Facile, catalyst-free, and high enthalpy PEG-based phase change composite for use in photothermal conversion and waste heat recovery

Abstract

The poor shape stability, low thermal storage density, and complex process confronted in fabricating high-performance phase change composites (PCCs) via the chemical cross-linking technology. Herein, PEG-based shape stability PCC (SSPCC) with high enthalpy and good shape stability was obtained using a facile one-pot method without additional catalysts. The reliable three-dimensional cross-linked structure formed by the interaction of epoxy resin and curing agent binds the movement of PEG molecular chains, which simultaneously in coupled with the stronger hydrogen bonding between PEG and cross-linked products to endow the as-prepared SSPCC with excellent shape stability, thermal stability, durability, and high thermal storage density (160.8 J/g).
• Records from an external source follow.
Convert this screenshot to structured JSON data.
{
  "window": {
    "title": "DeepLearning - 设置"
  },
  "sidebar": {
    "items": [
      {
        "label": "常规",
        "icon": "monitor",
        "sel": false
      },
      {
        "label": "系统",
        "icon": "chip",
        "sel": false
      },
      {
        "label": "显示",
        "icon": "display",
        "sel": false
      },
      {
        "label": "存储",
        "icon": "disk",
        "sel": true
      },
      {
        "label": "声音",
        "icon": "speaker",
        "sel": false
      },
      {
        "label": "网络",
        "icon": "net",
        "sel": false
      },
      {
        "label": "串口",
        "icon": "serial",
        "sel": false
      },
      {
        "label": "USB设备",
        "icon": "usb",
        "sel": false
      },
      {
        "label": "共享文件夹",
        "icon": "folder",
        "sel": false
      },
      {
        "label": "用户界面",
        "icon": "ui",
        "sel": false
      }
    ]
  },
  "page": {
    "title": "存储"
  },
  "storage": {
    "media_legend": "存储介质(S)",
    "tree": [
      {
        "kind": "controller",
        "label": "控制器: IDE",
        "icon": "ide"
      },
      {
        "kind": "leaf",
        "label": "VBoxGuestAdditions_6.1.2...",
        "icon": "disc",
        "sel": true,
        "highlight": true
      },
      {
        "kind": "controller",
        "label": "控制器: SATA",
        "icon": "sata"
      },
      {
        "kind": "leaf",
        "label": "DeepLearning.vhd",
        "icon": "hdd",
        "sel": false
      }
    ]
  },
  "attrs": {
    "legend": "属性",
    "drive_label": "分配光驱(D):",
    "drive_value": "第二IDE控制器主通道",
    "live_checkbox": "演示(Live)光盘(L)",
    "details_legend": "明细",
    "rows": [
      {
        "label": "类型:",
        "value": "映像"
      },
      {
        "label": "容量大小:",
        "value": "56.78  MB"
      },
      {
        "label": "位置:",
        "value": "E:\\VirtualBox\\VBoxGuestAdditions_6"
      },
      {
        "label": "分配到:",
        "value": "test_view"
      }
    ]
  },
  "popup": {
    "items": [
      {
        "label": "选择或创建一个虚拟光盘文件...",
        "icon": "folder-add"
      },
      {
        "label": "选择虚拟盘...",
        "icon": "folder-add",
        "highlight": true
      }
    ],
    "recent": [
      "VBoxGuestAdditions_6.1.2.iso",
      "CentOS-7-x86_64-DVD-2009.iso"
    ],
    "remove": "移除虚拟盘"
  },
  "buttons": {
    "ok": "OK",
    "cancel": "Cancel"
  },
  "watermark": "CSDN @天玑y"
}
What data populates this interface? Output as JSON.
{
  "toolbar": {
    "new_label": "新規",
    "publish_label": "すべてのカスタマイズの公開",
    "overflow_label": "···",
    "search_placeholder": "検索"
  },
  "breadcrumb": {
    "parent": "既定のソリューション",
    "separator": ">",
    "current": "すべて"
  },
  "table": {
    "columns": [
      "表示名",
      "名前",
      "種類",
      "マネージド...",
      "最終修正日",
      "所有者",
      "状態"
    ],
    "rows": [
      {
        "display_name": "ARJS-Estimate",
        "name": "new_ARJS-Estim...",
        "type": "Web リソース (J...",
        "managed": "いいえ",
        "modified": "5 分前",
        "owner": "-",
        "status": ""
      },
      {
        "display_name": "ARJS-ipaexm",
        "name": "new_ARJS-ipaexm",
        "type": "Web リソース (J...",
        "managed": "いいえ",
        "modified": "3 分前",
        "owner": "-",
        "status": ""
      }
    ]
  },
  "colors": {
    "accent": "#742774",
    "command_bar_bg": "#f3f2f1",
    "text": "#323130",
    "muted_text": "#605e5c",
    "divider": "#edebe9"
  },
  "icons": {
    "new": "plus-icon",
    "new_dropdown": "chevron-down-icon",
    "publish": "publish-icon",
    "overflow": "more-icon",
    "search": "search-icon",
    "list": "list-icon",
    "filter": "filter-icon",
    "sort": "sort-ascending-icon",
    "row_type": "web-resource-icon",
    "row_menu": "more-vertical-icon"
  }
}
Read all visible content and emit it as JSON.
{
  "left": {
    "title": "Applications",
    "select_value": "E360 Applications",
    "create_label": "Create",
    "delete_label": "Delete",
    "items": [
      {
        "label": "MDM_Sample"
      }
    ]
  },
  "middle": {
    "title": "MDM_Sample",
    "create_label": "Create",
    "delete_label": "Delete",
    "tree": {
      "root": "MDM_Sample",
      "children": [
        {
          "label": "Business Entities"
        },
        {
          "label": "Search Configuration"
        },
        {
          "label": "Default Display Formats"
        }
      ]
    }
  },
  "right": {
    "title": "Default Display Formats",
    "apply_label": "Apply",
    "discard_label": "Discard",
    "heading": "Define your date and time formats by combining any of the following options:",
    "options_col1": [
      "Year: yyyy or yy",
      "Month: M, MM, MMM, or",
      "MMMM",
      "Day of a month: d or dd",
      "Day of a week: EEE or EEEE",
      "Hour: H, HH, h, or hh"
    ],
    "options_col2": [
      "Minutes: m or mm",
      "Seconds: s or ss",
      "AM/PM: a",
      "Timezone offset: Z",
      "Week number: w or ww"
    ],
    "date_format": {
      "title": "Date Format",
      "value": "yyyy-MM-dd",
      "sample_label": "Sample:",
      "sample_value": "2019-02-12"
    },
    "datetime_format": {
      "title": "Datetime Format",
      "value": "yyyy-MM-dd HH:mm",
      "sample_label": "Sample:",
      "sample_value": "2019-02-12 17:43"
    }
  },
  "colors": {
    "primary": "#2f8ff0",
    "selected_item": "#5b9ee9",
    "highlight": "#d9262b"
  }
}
Moreover, the Raman spectra clearly presented the interaction force and phase morphology distribution between PEG and the skeleton structure. SSPCC with the high relative enthalpy efficiency and melt enthalpy can play an essential role in photothermal applications, while the facile manufacturing process free from additional organic solvents or high temperature, highlighting its green and sustainable features. Additionally, the photothermal transport and thermostatic effects of the SSPCCs show great potential for application in waste heat recovery, which can maintain higher temperatures for a long time. Totally, such SSPCC with reliable and distinguished phase change properties ensure a wide range of potential applications, while the easy-to-prepare and low-cost fabrication method provides an inspiring strategy for alternative SSPCC development.